In the adaptive immune system, MYO18A has been reported to enhance natural killer (NK) cell cytotoxicity and activation. MYO18A is expressed on the surface of NK cells as CD245, where it participates in activation pathways that promote degranulation and target-cell killing. MYO18A isoforms are also present in B cells and may influence B-cell receptor signaling and differentiation, although these roles remain less extensively explored in comparison to its functions in macrophages and NK cells. In B cells, MYO18Aα associates with ezrin and tyrosine phosphorylated proteins following antigen receptor stimulation. Studies in mice demonstrated that MYO18A functions as a regulatory checkpoint in B-cell development, activation, and humoral immunity, limiting excessive B-cell proliferation and antibody secretion. Together, the activities of MYO18A in NK-cells, T-cells, and B-cells establish it as a multifunctional regulator of lymphoid immunity, bridging membrane signaling, cytoskeletal remodeling, and effector responses across innate and adaptive immune populations.

== Interactions ==
MYO18A interacts with several cytoskeletal, signaling, and membrane-associated proteins, including:

- GOLPH3
- MYH9
- LURAP1
- CDC42BPA/CDC42BPB (MRCKα/β)
- βPIX/PAK2
- SP-A/C1q
- CD14
- GIT1
- Ezrin

== Clinical significance ==
MYO18A has been shown to be involved the process of viral invasion.

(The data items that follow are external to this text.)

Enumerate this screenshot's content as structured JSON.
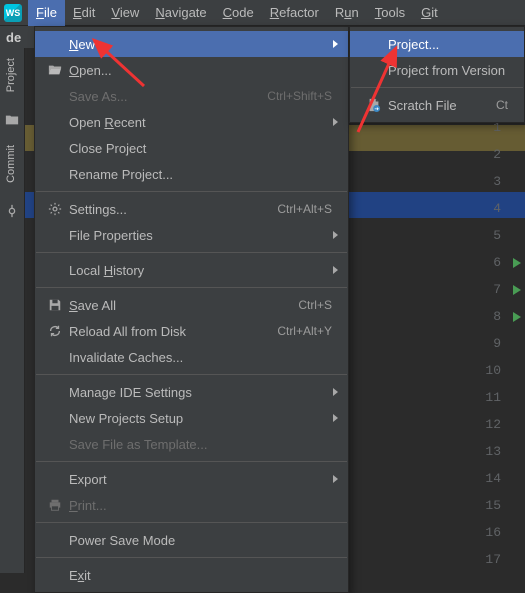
{
  "menubar": {
    "items": [
      {
        "label": "File",
        "mn": "F"
      },
      {
        "label": "Edit",
        "mn": "E"
      },
      {
        "label": "View",
        "mn": "V"
      },
      {
        "label": "Navigate",
        "mn": "N"
      },
      {
        "label": "Code",
        "mn": "C"
      },
      {
        "label": "Refactor",
        "mn": "R"
      },
      {
        "label": "Run",
        "mn": "u"
      },
      {
        "label": "Tools",
        "mn": "T"
      },
      {
        "label": "Git",
        "mn": "G"
      }
    ]
  },
  "tabbar": {
    "label": "de"
  },
  "tool_strip": {
    "project": "Project",
    "commit": "Commit"
  },
  "file_menu": {
    "new": {
      "label": "New",
      "mn": "N"
    },
    "open": {
      "label": "Open...",
      "mn": "O"
    },
    "save_as": {
      "label": "Save As...",
      "shortcut": "Ctrl+Shift+S"
    },
    "open_recent": {
      "label": "Open Recent",
      "mn": "R"
    },
    "close_project": {
      "label": "Close Project"
    },
    "rename_project": {
      "label": "Rename Project..."
    },
    "settings": {
      "label": "Settings...",
      "shortcut": "Ctrl+Alt+S"
    },
    "file_properties": {
      "label": "File Properties"
    },
    "local_history": {
      "label": "Local History",
      "mn": "H"
    },
    "save_all": {
      "label": "Save All",
      "mn": "S",
      "shortcut": "Ctrl+S"
    },
    "reload": {
      "label": "Reload All from Disk",
      "shortcut": "Ctrl+Alt+Y"
    },
    "invalidate": {
      "label": "Invalidate Caches..."
    },
    "manage_ide": {
      "label": "Manage IDE Settings"
    },
    "new_projects_setup": {
      "label": "New Projects Setup"
    },
    "save_template": {
      "label": "Save File as Template..."
    },
    "export": {
      "label": "Export"
    },
    "print": {
      "label": "Print...",
      "mn": "P"
    },
    "power_save": {
      "label": "Power Save Mode"
    },
    "exit": {
      "label": "Exit",
      "mn": "x"
    }
  },
  "new_menu": {
    "project": {
      "label": "Project..."
    },
    "from_vcs": {
      "label": "Project from Version"
    },
    "scratch": {
      "label": "Scratch File",
      "shortcut": "Ct"
    }
  },
  "gutter": {
    "lines": [
      1,
      2,
      3,
      4,
      5,
      6,
      7,
      8,
      9,
      10,
      11,
      12,
      13,
      14,
      15,
      16,
      17
    ],
    "run_markers": [
      6,
      7,
      8
    ]
  }
}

Knockdown of MYO18A increases intracellular and extracellular infectivity of hepatitis C virus (HCV). It has been found to move from the cell membrane to the viral assembly complex of human cytomegalovirus during late infection. Additionally, MYO18A may play a role in influenza virus A infection (IVA), as IAV co-opts SP-A to evade host defenses by alveolar macrophages. SP-R210L and SP-R210S isoforms are differentially involved in endolysosomal sorting and TLR7 sensing of IAV that results in either abortive or restrictive infection through a mechanism of RAC GTPase recruitment of interferon-inducible transmembrane transcription factor (IFITM3).

MYO18A is often associated with cancer biology when it is part of gene fusions of the MYO18Aα PDZ domain with several genes (FGFR1, PDGFRB, MLL, FLT3, ALK). These fusions have been identified in multiple myeloid and hematologic cancers. The PDZ domain interacts with the phosphoinositide lipid phosphatase (PTEN), suggesting a role in phosphoinositide metabolism. PTEN modulates chromatin using PU.1 in hematopoietic progenitor cells, but it also plays complex roles in immune cell leukemias as well as in somatic cancers as a tumor suppressor. The depletion of SP-R210L changes the PU.1 chromatin and epigenome landscape of RAW264.7 macrophages.